"Whatever brings this yere Slim Jim into the cow country is too boggy a crossin' for me. Thar ain't a thing he can do or learn to. We-alls has him on one round-up, an' it's cl'ar from the jump he ain't meant by Providence for the cattle business. The meekest bronco in the bunch bucks him off; an' actooally he's that timid he's plumb afraid of ponies an' cattle both.
"We-alls fixes Slim Jim's saddle with buckin'-straps; an' even fastens a roll of blankets across the saddle-horn; but it ain't enough. Nothin' bar tyin' Slim Jim into the saddle, like the hoss- back Injuns does to papooses, could save him.
"An' aside from nacheral awk'ardness an' a light an' fitful seat in a saddle, it looks like this Slim Jim has baleful effects on a bronco. To show you: One mornin' we ropes up for him a pony which has renown for its low sperits. It acts, this yere pony does, like it's suffered some disapp'intment which blights it an' breaks its heart; an' no amount of tightenin' of the back cinch; not even spurrin' of it in the shoulder an' neck like playful people who's out for a circus does, is ever known to evolve a buck-jump outen him, he's that sad. Which this is so well known, the pony's name is 'Remorse.'
"As I says, merely to show the malignant spell this yere Slim Jim casts over a bronco, we-alls throws him onto this Remorse pony one mornin'.
"'Which if you can't get along with that cayouse,' remarks Jack Moore at the time, 'I reckons it's foreordained you-all has to go afoot.'
"An' that's how it turns out. No sooner is Slim Jim in the saddle than that Remorse pony arches his back like a hoop, sticks his nose between his knees, an' gives way to sech a fit of real old worm- fence buckin' as lands Slim Jim on his sombrero, an' makes expert ponies simply stand an' admire.

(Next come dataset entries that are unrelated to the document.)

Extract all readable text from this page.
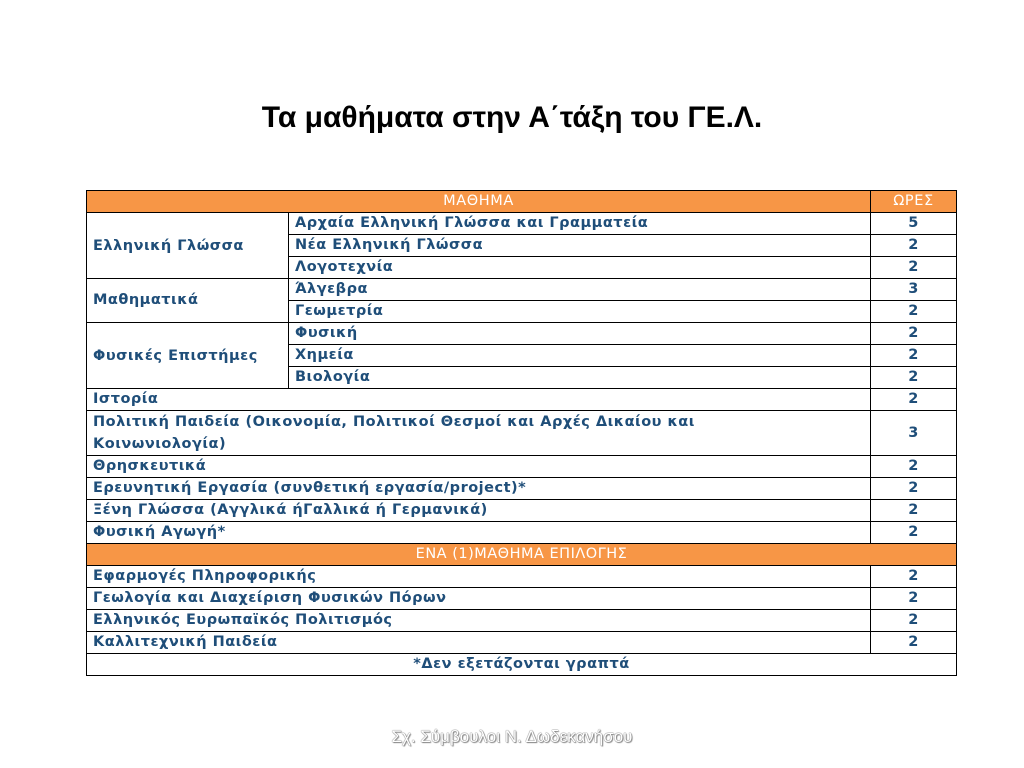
Τα μαθήματα στην Α΄τάξη του ΓΕ.Λ.
ΜΑΘΗΜΑ		ΩΡΕΣ
Ελληνική Γλώσσα	Αρχαία Ελληνική Γλώσσα και Γραμματεία	5
	Νέα Ελληνική Γλώσσα	2
	Λογοτεχνία	2
Μαθηματικά	Άλγεβρα	3
	Γεωμετρία	2
Φυσικές Επιστήμες	Φυσική	2
	Χημεία	2
	Βιολογία	2
Ιστορία		2
Πολιτική Παιδεία (Οικονομία, Πολιτικοί Θεσμοί και Αρχές Δικαίου και Κοινωνιολογία)		3
Θρησκευτικά		2
Ερευνητική Εργασία (συνθετική εργασία/project)*		2
Ξένη Γλώσσα (Αγγλικά ήΓαλλικά ή Γερμανικά)		2
Φυσική Αγωγή*		2
ΕΝΑ (1)ΜΑΘΗΜΑ ΕΠΙΛΟΓΗΣ		
Εφαρμογές Πληροφορικής		2
Γεωλογία και Διαχείριση Φυσικών Πόρων		2
Ελληνικός Ευρωπαϊκός Πολιτισμός		2
Καλλιτεχνική Παιδεία		2
*Δεν εξετάζονται γραπτά		
Σχ. Σύμβουλοι Ν. Δωδεκανήσου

"That's the last round-up Slim Jim attempts; workin' cattle he says himse'f is too deep a game for him, an' he never does try no more. So he hangs about Wolfville an' Red Dog alternate, turnin' little jim-crow tricks for the express company, or he'pin' over to the stage company's corrals, an' sorter manages to live.
"Now an' then some party who's busy drinkin', an' tharfore hasn't time for faro, an' yet is desirous the same be played, stakes Slim Jim ag'inst the game; an' it happens at times he makes a small pick- up that a-way. But his means of livelihood is shorely what you-alls would call precar'ous.

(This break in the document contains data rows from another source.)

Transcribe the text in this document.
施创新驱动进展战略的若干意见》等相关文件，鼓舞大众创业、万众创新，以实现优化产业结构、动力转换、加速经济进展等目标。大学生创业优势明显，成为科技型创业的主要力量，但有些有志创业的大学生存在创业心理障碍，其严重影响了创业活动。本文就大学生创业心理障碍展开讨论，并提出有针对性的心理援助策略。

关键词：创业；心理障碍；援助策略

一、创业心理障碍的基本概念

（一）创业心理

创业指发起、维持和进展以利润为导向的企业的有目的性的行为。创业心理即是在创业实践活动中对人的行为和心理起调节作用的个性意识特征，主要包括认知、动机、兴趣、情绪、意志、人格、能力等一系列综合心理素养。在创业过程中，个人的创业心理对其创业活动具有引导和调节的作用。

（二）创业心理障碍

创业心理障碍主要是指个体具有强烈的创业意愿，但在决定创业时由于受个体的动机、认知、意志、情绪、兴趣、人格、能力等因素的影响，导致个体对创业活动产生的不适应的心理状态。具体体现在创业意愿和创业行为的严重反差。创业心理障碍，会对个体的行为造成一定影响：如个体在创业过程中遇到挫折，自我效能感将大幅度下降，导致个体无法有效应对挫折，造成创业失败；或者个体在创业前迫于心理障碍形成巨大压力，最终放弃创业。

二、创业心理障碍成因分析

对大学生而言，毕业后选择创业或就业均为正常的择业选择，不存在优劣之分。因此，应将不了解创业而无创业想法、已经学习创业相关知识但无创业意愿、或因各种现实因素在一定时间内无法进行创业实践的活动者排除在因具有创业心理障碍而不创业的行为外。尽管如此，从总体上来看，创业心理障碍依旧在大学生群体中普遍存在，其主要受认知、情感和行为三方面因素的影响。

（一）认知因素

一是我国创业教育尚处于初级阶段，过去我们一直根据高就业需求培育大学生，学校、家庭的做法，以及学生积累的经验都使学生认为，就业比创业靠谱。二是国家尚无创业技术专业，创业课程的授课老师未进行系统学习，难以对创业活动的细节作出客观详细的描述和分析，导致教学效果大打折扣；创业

"An' yet, as I sends my mind back over the trail, I never knows of nothin' bad this yere Slim Jim does. You needn't go inferrin' none, from his havin' a terror of steers an' broncos that a-way, that he's timid plumb through. Thar's reason to deem him game when he's up ag'inst mere man.
"Once, so they tells the story, Curly Bill rounds up this Slim Jim in a Red Dog hurdy-gurdy an' concloods to have some entertainment with him.